Best MLB Runs Matchups — Monday, June 15, 2026
Top runs spot: James Wood
James Wood (WSH) tops the board at 100, facing RHP Mitch Spence. The lefty is scoring at .215 R/PA against righties this year — and .267 over the last two weeks, an elite bat that turns into a run in about 19% of his trips. And Mitch Spence has been thin against righties lately. One catch: the bullpen behind him has been stingy to that side late. He's hitting in a spot worth about 4.7 trips, so the volume's there. No real history against Mitch Spence. It all sets up in a neutral park, though the weather fights it.
The rest of the top of the board
- Kevin McGonigle (DET) (89) vs RHP Kai-Wei Teng: an excellent bat at .156 into an arm getting lit up by the same side (.304).
- Pete Crow-Armstrong (CHC) (87) vs RHP Michael Lorenzen: a strong bat at .149 into an arm stingy with runs against the same side (.063), hot bat.
- Nick Kurtz (ATH) (83) vs RHP Jared Jones: a strong bat at .148 into an arm mostly holding up against the same side (.105), hot bat.

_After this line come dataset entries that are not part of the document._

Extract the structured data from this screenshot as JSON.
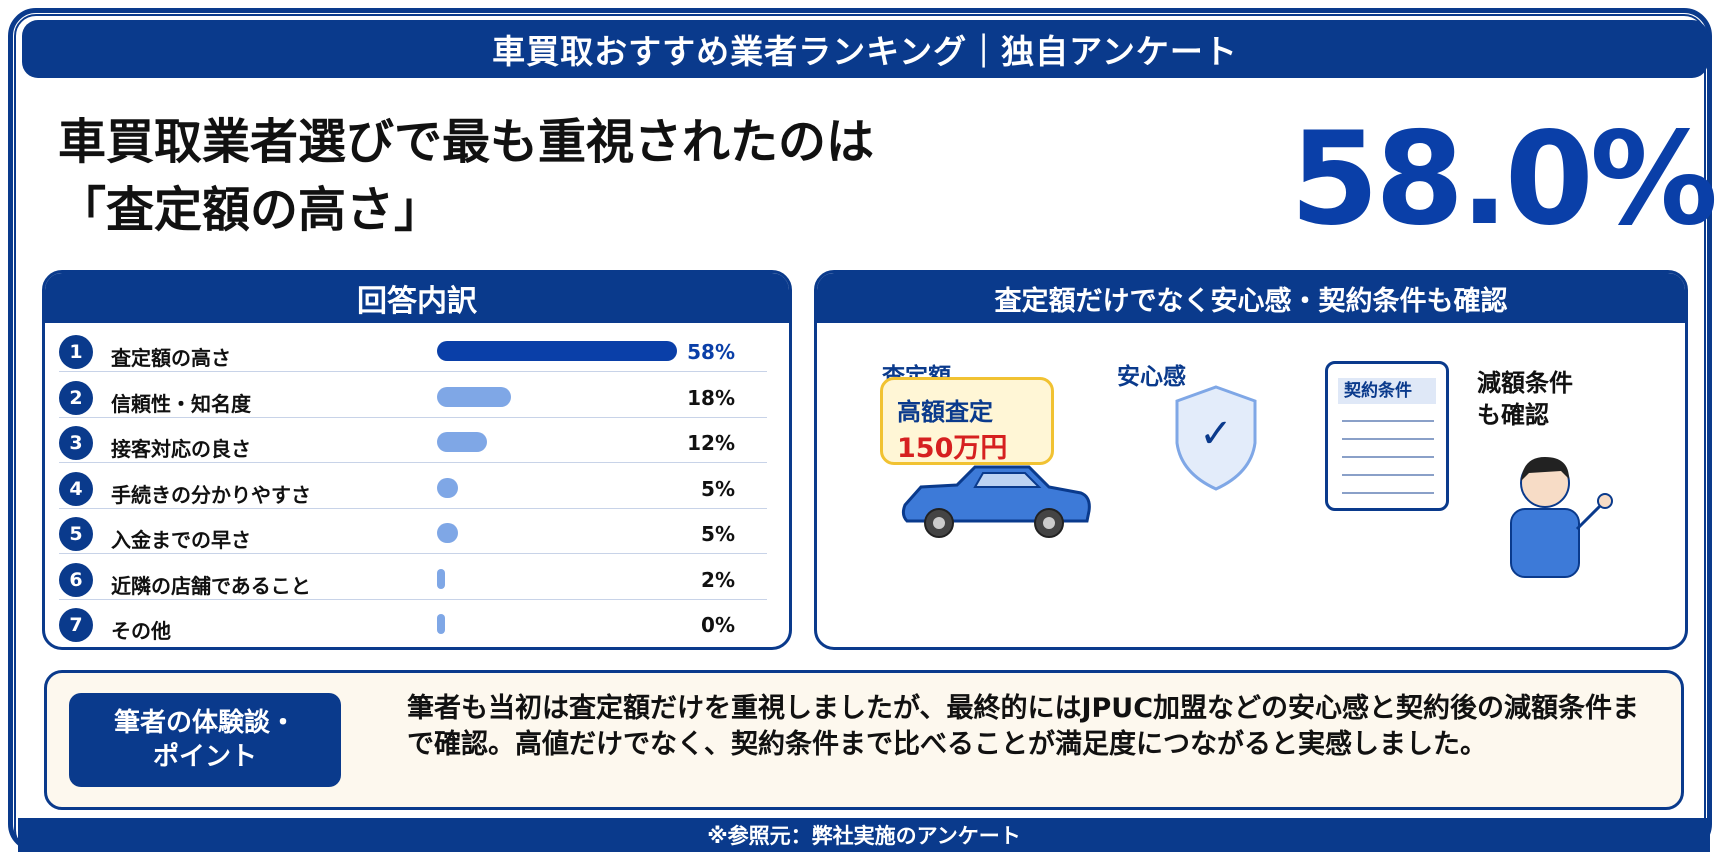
{
  "banner": {
    "title": "車買取おすすめ業者ランキング｜独自アンケート"
  },
  "headline": {
    "line1": "車買取業者選びで最も重視されたのは",
    "line2": "「査定額の高さ」"
  },
  "highlight": {
    "value": "58.0%"
  },
  "breakdown": {
    "title": "回答内訳"
  },
  "chart_data": {
    "type": "bar",
    "orientation": "horizontal",
    "title": "回答内訳",
    "categories": [
      "査定額の高さ",
      "信頼性・知名度",
      "接客対応の良さ",
      "手続きの分かりやすさ",
      "入金までの早さ",
      "近隣の店舗であること",
      "その他"
    ],
    "values": [
      58,
      18,
      12,
      5,
      5,
      2,
      0
    ],
    "value_labels": [
      "58%",
      "18%",
      "12%",
      "5%",
      "5%",
      "2%",
      "0%"
    ],
    "ranks": [
      "1",
      "2",
      "3",
      "4",
      "5",
      "6",
      "7"
    ],
    "xlim": [
      0,
      58
    ],
    "colors": {
      "top": "#0a3fa8",
      "other": "#7fa7e6"
    }
  },
  "illustration": {
    "title": "査定額だけでなく安心感・契約条件も確認",
    "price_label": "査定額",
    "price_box_title": "高額査定",
    "price_box_value": "150万円",
    "safety_label": "安心感",
    "check_mark": "✓",
    "document_title": "契約条件",
    "reduction_line1": "減額条件",
    "reduction_line2": "も確認"
  },
  "note": {
    "tag_line1": "筆者の体験談・",
    "tag_line2": "ポイント",
    "text": "筆者も当初は査定額だけを重視しましたが、最終的にはJPUC加盟などの安心感と契約後の減額条件まで確認。高値だけでなく、契約条件まで比べることが満足度につながると実感しました。"
  },
  "footer": {
    "source": "※参照元：弊社実施のアンケート"
  },
  "colors": {
    "navy": "#0a3a8c",
    "accent_blue": "#0a3fa8",
    "light_bar": "#7fa7e6",
    "price_red": "#d62020",
    "price_border": "#f1c232"
  }
}
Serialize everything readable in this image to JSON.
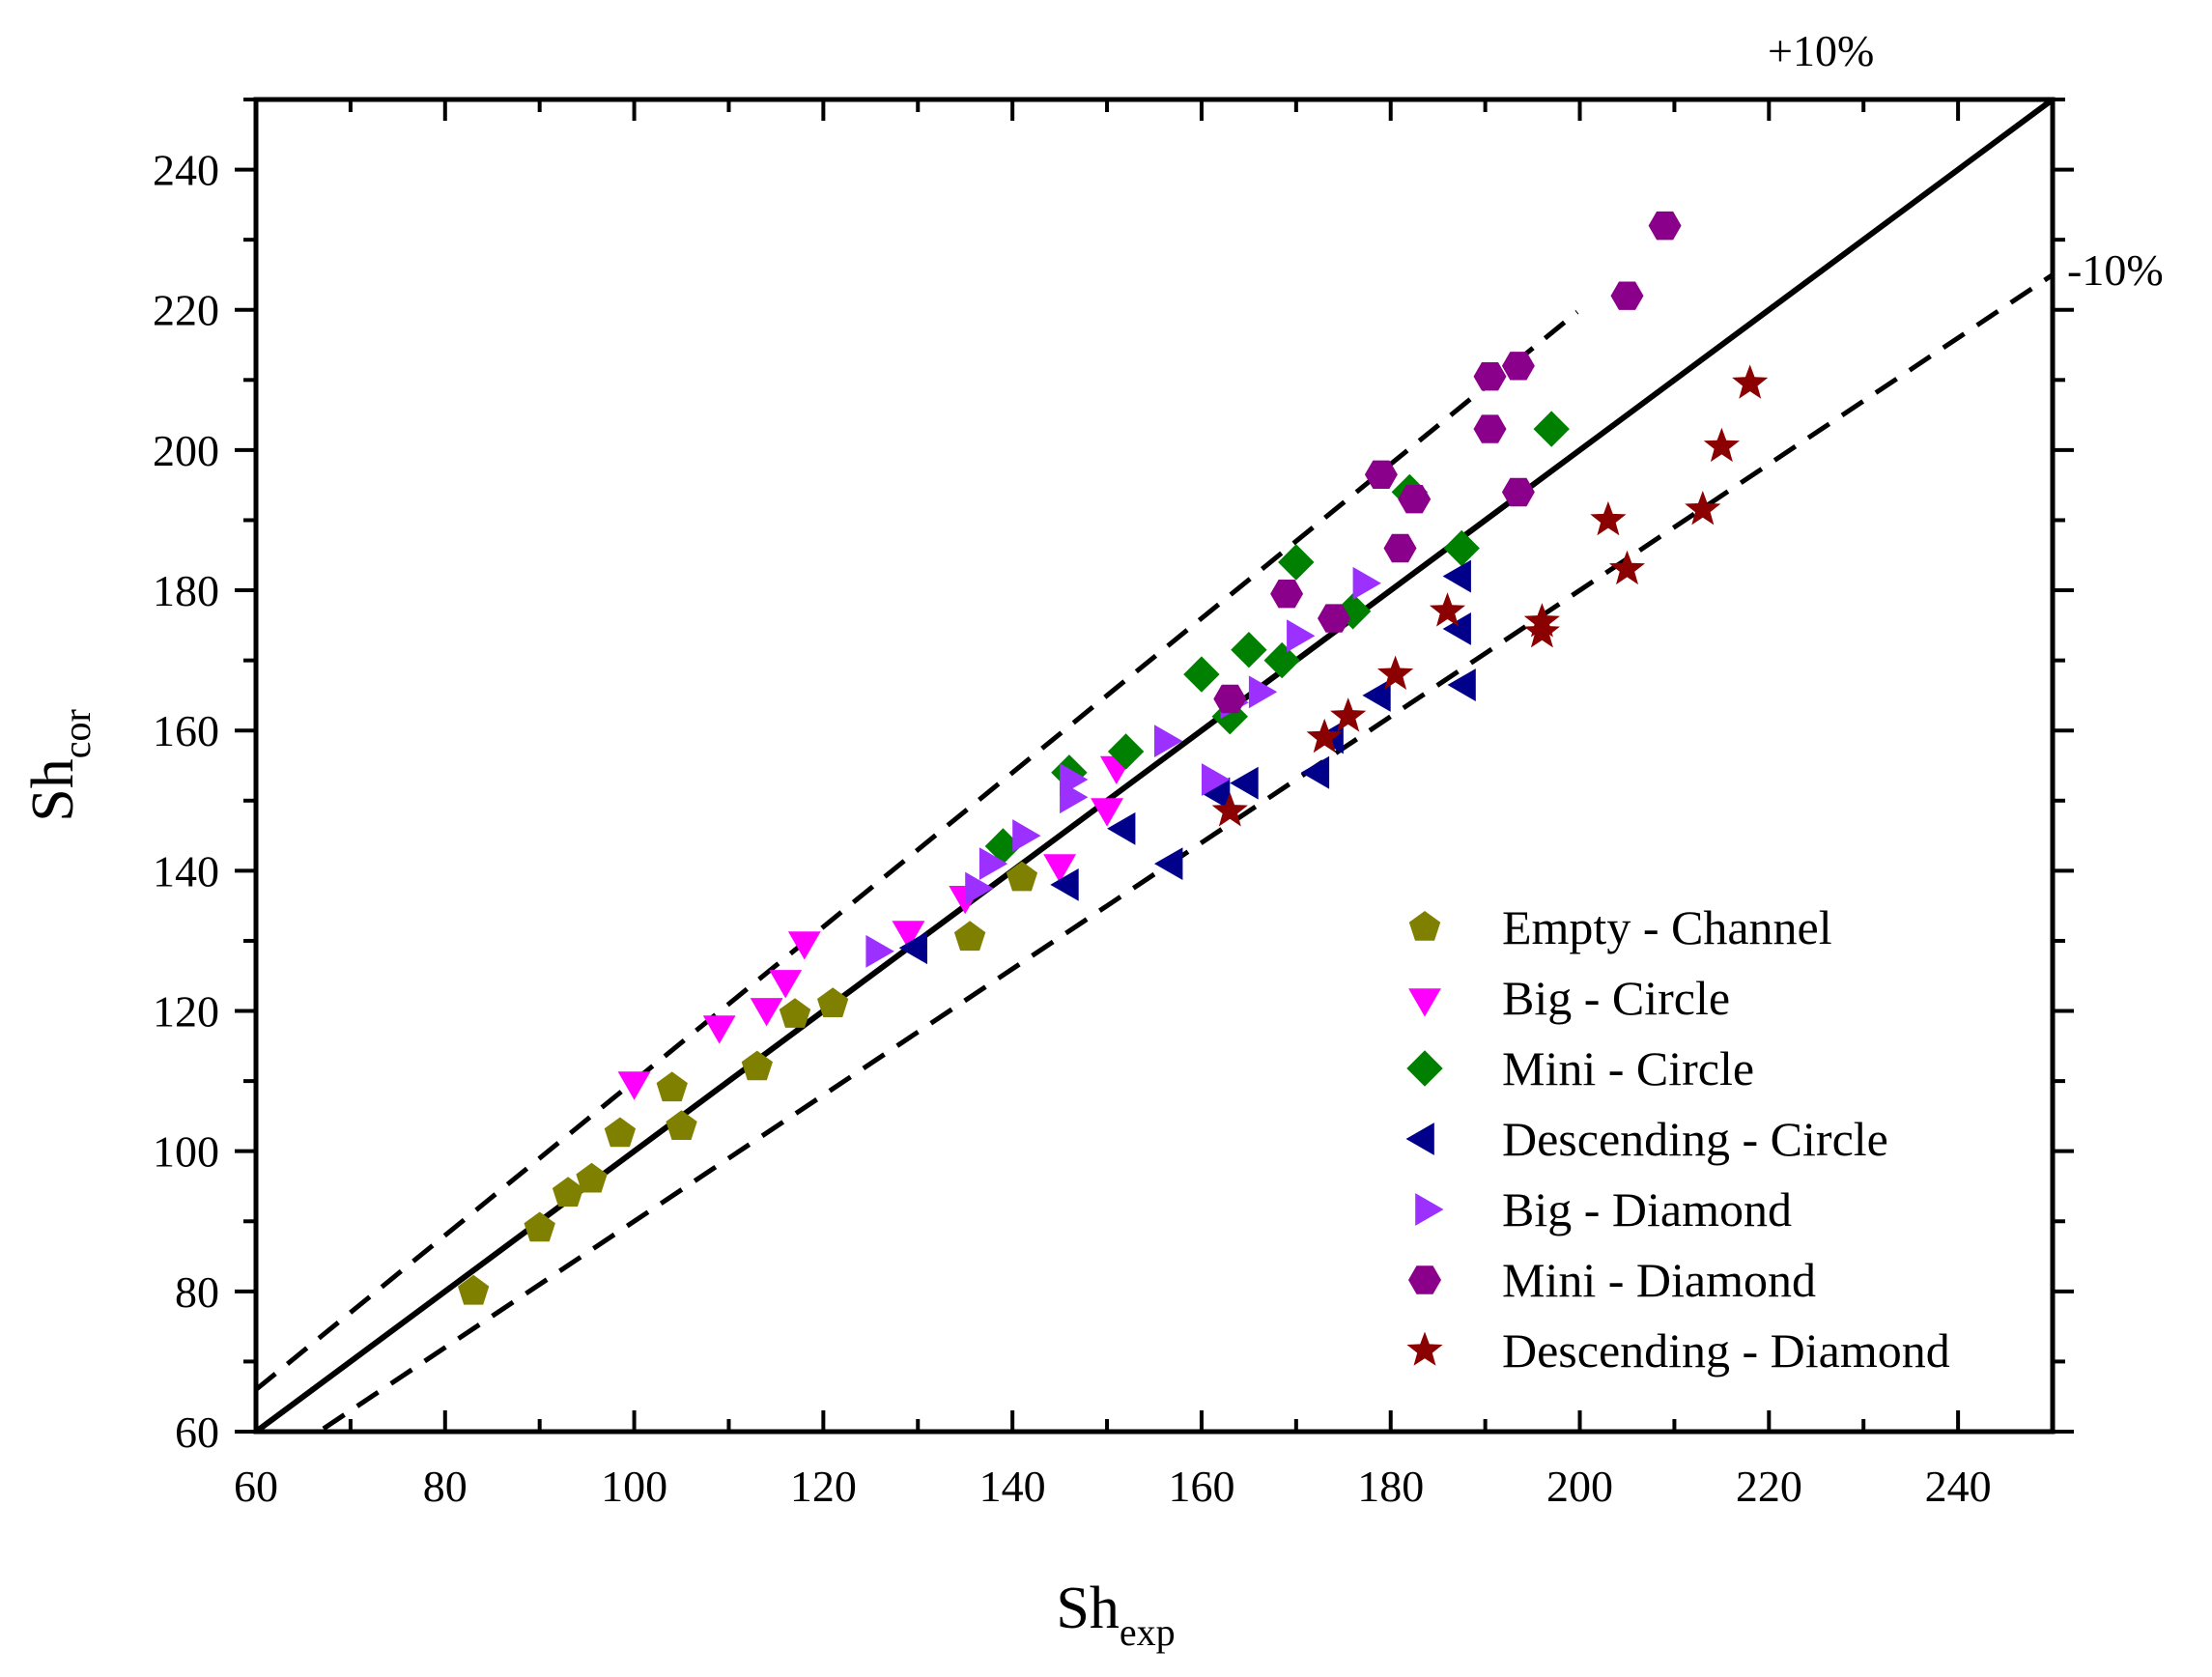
{
  "chart_data": {
    "type": "scatter",
    "title": "",
    "xlabel": {
      "main": "Sh",
      "sub": "exp"
    },
    "ylabel": {
      "main": "Sh",
      "sub": "cor"
    },
    "xlim": [
      60,
      250
    ],
    "ylim": [
      60,
      250
    ],
    "xticks": [
      60,
      80,
      100,
      120,
      140,
      160,
      180,
      200,
      220,
      240
    ],
    "yticks": [
      60,
      80,
      100,
      120,
      140,
      160,
      180,
      200,
      220,
      240
    ],
    "grid": false,
    "legend_position": "bottom-right",
    "reference_lines": [
      {
        "name": "y=x",
        "slope": 1.0,
        "style": "solid"
      },
      {
        "name": "+10%",
        "label": "+10%",
        "slope": 1.1,
        "style": "dashed"
      },
      {
        "name": "-10%",
        "label": "-10%",
        "slope": 0.9,
        "style": "dashed"
      }
    ],
    "series": [
      {
        "name": "Empty - Channel",
        "marker": "pentagon",
        "color": "#808000",
        "points": [
          [
            83,
            80
          ],
          [
            90,
            89
          ],
          [
            93,
            94
          ],
          [
            95.5,
            96
          ],
          [
            98.5,
            102.5
          ],
          [
            104,
            109
          ],
          [
            105,
            103.5
          ],
          [
            113,
            112
          ],
          [
            117,
            119.5
          ],
          [
            121,
            121
          ],
          [
            135.5,
            130.5
          ],
          [
            141,
            139
          ]
        ]
      },
      {
        "name": "Big - Circle",
        "marker": "triangle-down",
        "color": "#ff00ff",
        "points": [
          [
            100,
            110
          ],
          [
            109,
            118
          ],
          [
            114,
            120.5
          ],
          [
            116,
            124.5
          ],
          [
            118,
            130
          ],
          [
            129,
            131.5
          ],
          [
            135,
            136.5
          ],
          [
            145,
            141
          ],
          [
            150,
            149
          ],
          [
            151,
            155
          ]
        ]
      },
      {
        "name": "Mini - Circle",
        "marker": "diamond",
        "color": "#008000",
        "points": [
          [
            139,
            143.5
          ],
          [
            146,
            154
          ],
          [
            152,
            157
          ],
          [
            160,
            168
          ],
          [
            163,
            162
          ],
          [
            165,
            171.5
          ],
          [
            168.5,
            170
          ],
          [
            170,
            184
          ],
          [
            176,
            177
          ],
          [
            182,
            194
          ],
          [
            187.5,
            186
          ],
          [
            197,
            203
          ]
        ]
      },
      {
        "name": "Descending - Circle",
        "marker": "triangle-left",
        "color": "#00008b",
        "points": [
          [
            130,
            129
          ],
          [
            146,
            138
          ],
          [
            152,
            146
          ],
          [
            157,
            141
          ],
          [
            162,
            151
          ],
          [
            165,
            152.5
          ],
          [
            172.5,
            154
          ],
          [
            174,
            159
          ],
          [
            179,
            165
          ],
          [
            187.5,
            182
          ],
          [
            187.5,
            174.5
          ],
          [
            188,
            166.5
          ]
        ]
      },
      {
        "name": "Big - Diamond",
        "marker": "triangle-right",
        "color": "#9b30ff",
        "points": [
          [
            125.5,
            128.5
          ],
          [
            136,
            137.5
          ],
          [
            137.5,
            141
          ],
          [
            141,
            145
          ],
          [
            146,
            150.5
          ],
          [
            146,
            153
          ],
          [
            156,
            158.5
          ],
          [
            161,
            153
          ],
          [
            163,
            164
          ],
          [
            166,
            165.5
          ],
          [
            170,
            173.5
          ],
          [
            177,
            181
          ]
        ]
      },
      {
        "name": "Mini - Diamond",
        "marker": "hexagon",
        "color": "#8b008b",
        "points": [
          [
            163,
            164.5
          ],
          [
            169,
            179.5
          ],
          [
            174,
            176
          ],
          [
            179,
            196.5
          ],
          [
            181,
            186
          ],
          [
            182.5,
            193
          ],
          [
            190.5,
            203
          ],
          [
            190.5,
            210.5
          ],
          [
            193.5,
            194
          ],
          [
            193.5,
            212
          ],
          [
            205,
            222
          ],
          [
            209,
            232
          ]
        ]
      },
      {
        "name": "Descending - Diamond",
        "marker": "star",
        "color": "#8b0000",
        "points": [
          [
            163,
            148.5
          ],
          [
            173,
            159
          ],
          [
            175.5,
            162
          ],
          [
            180.5,
            168
          ],
          [
            186,
            177
          ],
          [
            196,
            175.5
          ],
          [
            196,
            174
          ],
          [
            203,
            190
          ],
          [
            205,
            183
          ],
          [
            213,
            191.5
          ],
          [
            215,
            200.5
          ],
          [
            218,
            209.5
          ]
        ]
      }
    ]
  }
}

- Alex Bregman (CHC) (76) vs RHP Michael Lorenzen: a league-average bat at .115 into an arm getting lit up by the same side (.320).
- Shohei Ohtani (LAD) (76) vs RHP Nick Martinez: an excellent bat at .166 into an arm letting runs score against the same side (.120).
- Seiya Suzuki (CHC) (76) vs RHP Michael Lorenzen: a solid bat at .127 into an arm getting lit up by the same side (.320), hot bat.
- CJ Abrams (WSH) (75) vs RHP Mitch Spence: an excellent bat at .160 into an arm with little track record against the same side.
Platoon edges to target
- James Wood (WSH) — lefty bat vs RHP, .215 against righties this year.
- Kevin McGonigle (DET) — lefty bat vs RHP, .160 against righties this year.
- Pete Crow-Armstrong (CHC) — lefty bat vs RHP, .155 against righties this year.
- Nick Kurtz (ATH) — lefty bat vs RHP, .162 against righties this year.
- Shohei Ohtani (LAD) — lefty bat vs RHP, .162 against righties this year.
How it played out
5 of the top 10 runs matchups landed at least one run. Top play James Wood finished with 2 runs. We post the result next to every projection so you can grade the board yourself — and so the model gets re-tuned against what actually happened.
How to read these runs matchups
Each score (0–100) starts with the hitter's runs scored per plate appearance against the hand he's facing — weighted toward the last two weeks, then the season, then a two-year baseline. Then it layers in the bullpen, his spot in the order, and park and weather. Higher means more of it points his way. It's context, not a lock — a great spot still goes 0-for-4 sometimes, and a tough one runs into one. The edge is in stacking the odds, and since we grade every board, you can see how often the top of the list delivers.